Merhaba Kanatsız Melek
,

Sana bu güzel hitabı bulmak için çok düşünmedim; çünkü sen, gerçekten kanatsız meleksin benim için.

Gecenin üzerine yıldızlarını yağdırdığı bir saatte tanıştım seninle. Kucağına sığındım, kollarına tutundum. Düşmeden yürümeyi öğrendiğim günlerden sonra da müthiş bir insan, kutsal bir varlık, merhamet timsali bir koruyucu oldun benim için. Ellerinle, gözlerinle, sözlerinle sevdin; yüreğinle sardın beni. Senin sıcaklığın kadar etkileyici hiçbir sıcaklığı hissetmedim.

Kimsenin ulaşamayacağı, yalnızca ikimizin arasında oluşan bir çekicilik, muhteşem bir duygu oldu, her zaman bizi birbirimize bağlayan.
Yine yıldızların üzerine yağdığı bir gecede, yıldızlarla el ele tutuşup, aşılması mümkün olmayan mesafeler koydun aramıza.

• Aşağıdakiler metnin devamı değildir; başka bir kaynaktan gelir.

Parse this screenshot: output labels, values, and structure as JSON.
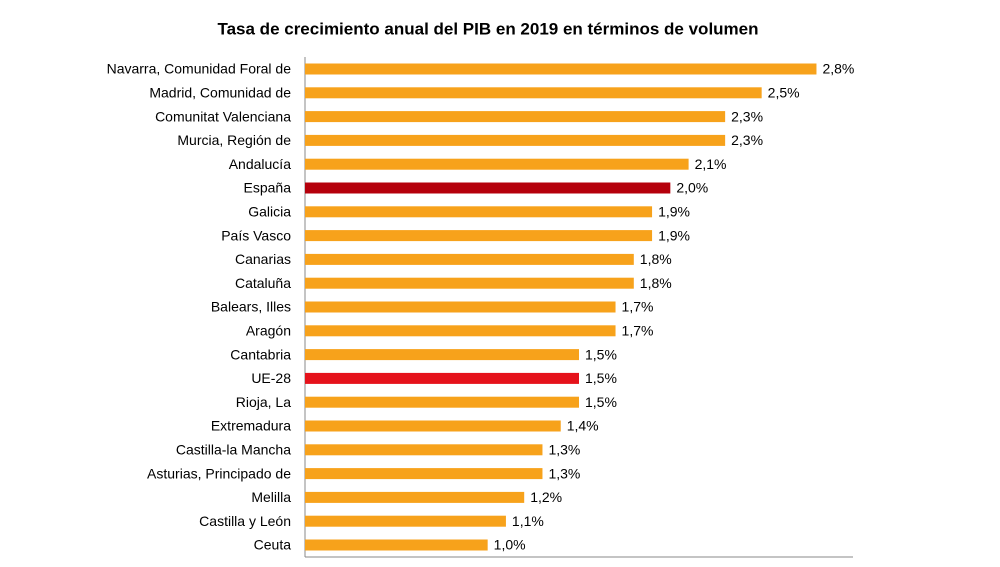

Şimdi mutluluk ülkesinin bulunduğu yerdesin… Sana dokunamıyorum; ama biliyorum ki, benimlesin, yanımdasın. Görmesem de hissedebiliyorum. Sen, ellerimde, gözlerimde… Tüm bedenimde, gözyaşımda, kahkahalarımda, yatağımda başucumdasın; çünkü anneler terk etmez çocuklarını. Eğer terk etselerdi melek olabilirler miydi hiç?